Las Vegas Sun

April 26, 2024

REAL ESTATE:

Resort golf course’s fate spurs debate

Lake Las Vegas’ former owners unhappy with decision to abandon it

Beyond the Sun

Former owners of Lake Las Vegas are striking back against the Henderson community’s new owners, accusing the group of shortsightedness for planning to close one of the resort’s three golf courses.

Transcontinental Corp. Senior Vice President John Plunkett and former Lake Las Vegas Marketing Director Cary Krukowski say plans by the owners to abandon Falls Golf Course, an 18-hole Tom Weiskopf-designed layout next to the resort’s entrance, will haunt the community.

Plunkett said the new owners, Lake Las Vegas Joint Venture, a subsidiary of the Atalon Group, should keep the resort intact on the expectation that the economy will recover and interest in the development will return.

A hearing on the abandonment is scheduled for Monday in U.S. Bankruptcy Court.

Plunkett told the Sun he is concerned by the direction of the new management. “When you start yanking apart the resort, it loses its cohesiveness and it loses its value. It can be another tract community, and that’s not what anybody out there intended ... Based on what I am seeing, the current creditors and management are looking to (hoard) land ... In my view, they are shooting themselves in the foot.”

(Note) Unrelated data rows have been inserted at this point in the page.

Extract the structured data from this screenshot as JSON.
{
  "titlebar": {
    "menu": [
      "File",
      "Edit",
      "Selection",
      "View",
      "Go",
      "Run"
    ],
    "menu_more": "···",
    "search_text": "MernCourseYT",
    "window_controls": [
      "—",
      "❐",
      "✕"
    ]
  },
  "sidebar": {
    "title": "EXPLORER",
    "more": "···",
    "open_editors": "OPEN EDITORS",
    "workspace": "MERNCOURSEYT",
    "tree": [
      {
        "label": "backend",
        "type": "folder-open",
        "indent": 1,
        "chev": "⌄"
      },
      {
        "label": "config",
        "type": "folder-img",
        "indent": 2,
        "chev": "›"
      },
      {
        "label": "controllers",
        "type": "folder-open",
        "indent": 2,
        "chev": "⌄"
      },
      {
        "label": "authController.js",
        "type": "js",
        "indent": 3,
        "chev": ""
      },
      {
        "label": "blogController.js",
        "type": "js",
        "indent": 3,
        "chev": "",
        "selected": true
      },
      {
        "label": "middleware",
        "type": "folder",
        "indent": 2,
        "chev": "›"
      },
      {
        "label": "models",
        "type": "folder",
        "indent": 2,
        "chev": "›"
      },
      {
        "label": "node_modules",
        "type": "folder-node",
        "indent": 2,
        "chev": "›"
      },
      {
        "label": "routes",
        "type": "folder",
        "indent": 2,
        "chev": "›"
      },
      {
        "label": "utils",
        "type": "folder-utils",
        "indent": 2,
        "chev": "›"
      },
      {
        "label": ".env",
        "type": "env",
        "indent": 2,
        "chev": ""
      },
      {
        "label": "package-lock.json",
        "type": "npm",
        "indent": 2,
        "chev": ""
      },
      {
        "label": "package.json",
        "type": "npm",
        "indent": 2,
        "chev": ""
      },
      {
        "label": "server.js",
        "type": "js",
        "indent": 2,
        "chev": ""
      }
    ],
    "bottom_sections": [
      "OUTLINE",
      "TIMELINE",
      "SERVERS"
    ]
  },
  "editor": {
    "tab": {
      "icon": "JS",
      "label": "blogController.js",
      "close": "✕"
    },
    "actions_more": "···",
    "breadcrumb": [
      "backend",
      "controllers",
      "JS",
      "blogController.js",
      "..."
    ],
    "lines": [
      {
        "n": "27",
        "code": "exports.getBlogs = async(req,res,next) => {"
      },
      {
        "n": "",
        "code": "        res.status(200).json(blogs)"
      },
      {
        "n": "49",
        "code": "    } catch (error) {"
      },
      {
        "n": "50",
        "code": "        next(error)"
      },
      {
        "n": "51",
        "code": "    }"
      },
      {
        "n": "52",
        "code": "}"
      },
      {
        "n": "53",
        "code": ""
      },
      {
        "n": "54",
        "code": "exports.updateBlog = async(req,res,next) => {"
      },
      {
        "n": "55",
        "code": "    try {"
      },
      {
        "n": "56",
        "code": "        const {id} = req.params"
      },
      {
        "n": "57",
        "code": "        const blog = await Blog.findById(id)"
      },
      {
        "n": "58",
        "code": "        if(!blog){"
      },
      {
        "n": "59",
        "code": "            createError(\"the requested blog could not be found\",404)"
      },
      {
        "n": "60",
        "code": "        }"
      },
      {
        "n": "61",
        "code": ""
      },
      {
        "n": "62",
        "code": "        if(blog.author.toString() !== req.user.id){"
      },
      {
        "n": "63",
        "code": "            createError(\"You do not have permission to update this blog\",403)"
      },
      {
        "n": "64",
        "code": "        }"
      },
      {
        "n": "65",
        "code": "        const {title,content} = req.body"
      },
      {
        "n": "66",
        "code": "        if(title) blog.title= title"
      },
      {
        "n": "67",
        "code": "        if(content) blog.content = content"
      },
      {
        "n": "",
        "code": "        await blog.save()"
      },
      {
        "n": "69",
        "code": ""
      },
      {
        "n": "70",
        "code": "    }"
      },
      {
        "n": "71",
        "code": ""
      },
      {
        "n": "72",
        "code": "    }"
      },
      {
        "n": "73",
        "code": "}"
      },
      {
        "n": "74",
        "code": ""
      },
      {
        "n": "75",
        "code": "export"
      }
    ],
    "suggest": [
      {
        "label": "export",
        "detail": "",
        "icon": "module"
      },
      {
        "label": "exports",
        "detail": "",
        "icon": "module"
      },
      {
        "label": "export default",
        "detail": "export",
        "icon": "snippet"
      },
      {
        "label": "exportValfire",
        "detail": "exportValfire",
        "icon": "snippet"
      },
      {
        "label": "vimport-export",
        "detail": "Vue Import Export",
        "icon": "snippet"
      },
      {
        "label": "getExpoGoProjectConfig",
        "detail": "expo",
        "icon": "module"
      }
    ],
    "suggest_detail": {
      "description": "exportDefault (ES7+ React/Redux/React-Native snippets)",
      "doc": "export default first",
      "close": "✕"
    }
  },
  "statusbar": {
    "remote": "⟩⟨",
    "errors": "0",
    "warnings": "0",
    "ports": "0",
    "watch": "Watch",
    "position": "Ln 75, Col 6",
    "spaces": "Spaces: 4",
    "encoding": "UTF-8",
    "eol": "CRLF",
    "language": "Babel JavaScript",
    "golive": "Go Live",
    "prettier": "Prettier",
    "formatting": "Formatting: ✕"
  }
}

The new owners say Falls Golf Course is projected to lose more than $1 million from last August to next July. Carmel Land & Cattle Co. is the principal lender with a lien on the property securing $15 million in debt, but the property is worth far less than that, according to Lake Las Vegas President Frederick Chin, founder of Atalon.

He said the decision to close the golf course was made after a thorough analysis, including examining the repercussions. With the economy having worsened since Lake Las Vegas entered Chapter 11 in July, the Falls is bleeding cash with no reasonable expectation of a change of circumstance, and there is no financing to continue funding operations and maintenance, Chin said.

No creditors have offered to advance any amount toward the Falls’ operating shortfall — a lack of commitment that “speaks volumes about the value and importance they truly ascribe to the Falls,” he said.

Plunkett worries that Lake Las Vegas also will abandon Reflection Bay Golf Course. Chin said no decision has been made.

“We want to see the golf course running, but we have an obligation to protect creditors,” Chin said. “We can’t continue to spend money and not have an upside for the estate.”

It’s been nearly a year since investment bank Credit Suisse foreclosed on the master-planned community developed by Transcontinental after it defaulted on a $540 million loan. Transcontinental executives are monitoring the development because it still has a 46 percent stake in the Ritz-Carlton and other land holdings and interests at Lake Las Vegas. Its executives also own homes there.

The Atalon Group served as the chief restructuring officer for the previous owners before striking a deal in January with Credit Suisse to acquire the 3,592-acre community. Lake Las Vegas Joint Venture filed for bankruptcy protection in July.

In trying to restructure its loans with the creditors, Transcontinental waived its right to bankruptcy protection because that would have generated negative publicity that could have harmed the resort, Plunkett said. Executives now regret doing so because that’s what happened when they departed, he said.

“We don’t understand the decision they made to go down the bankruptcy route anyway,” Plunkett said. “And I do feel had we known it was going to go down this route, we would have taken that route ourselves. In our view nothing has been done to stabilize the resort. It has been a series of sideshows — motions to disqualify attorneys and abandoning operating assets that are critical to the resort. I fail to understand that.”

Chin said his job is to recover for the creditors as much as possible by prudently spending money.

“My concern has always focused on the overall community and more specifically, the assets that are part of the community and of the bankrupt estate,” Chin said.

Plunkett maintains the resort can still have a bright future.

“Let’s face it. It is a one-of-a-kind asset,” Plunkett said. “Where can you get a 300-acre lake in the middle of the desert? ... We still view Lake Las Vegas as a pristine beautiful place to live, and we hope the direction is to maintain that.”

A version of this story appeared in this week’s In Business Las Vegas, a sister publication of the Sun.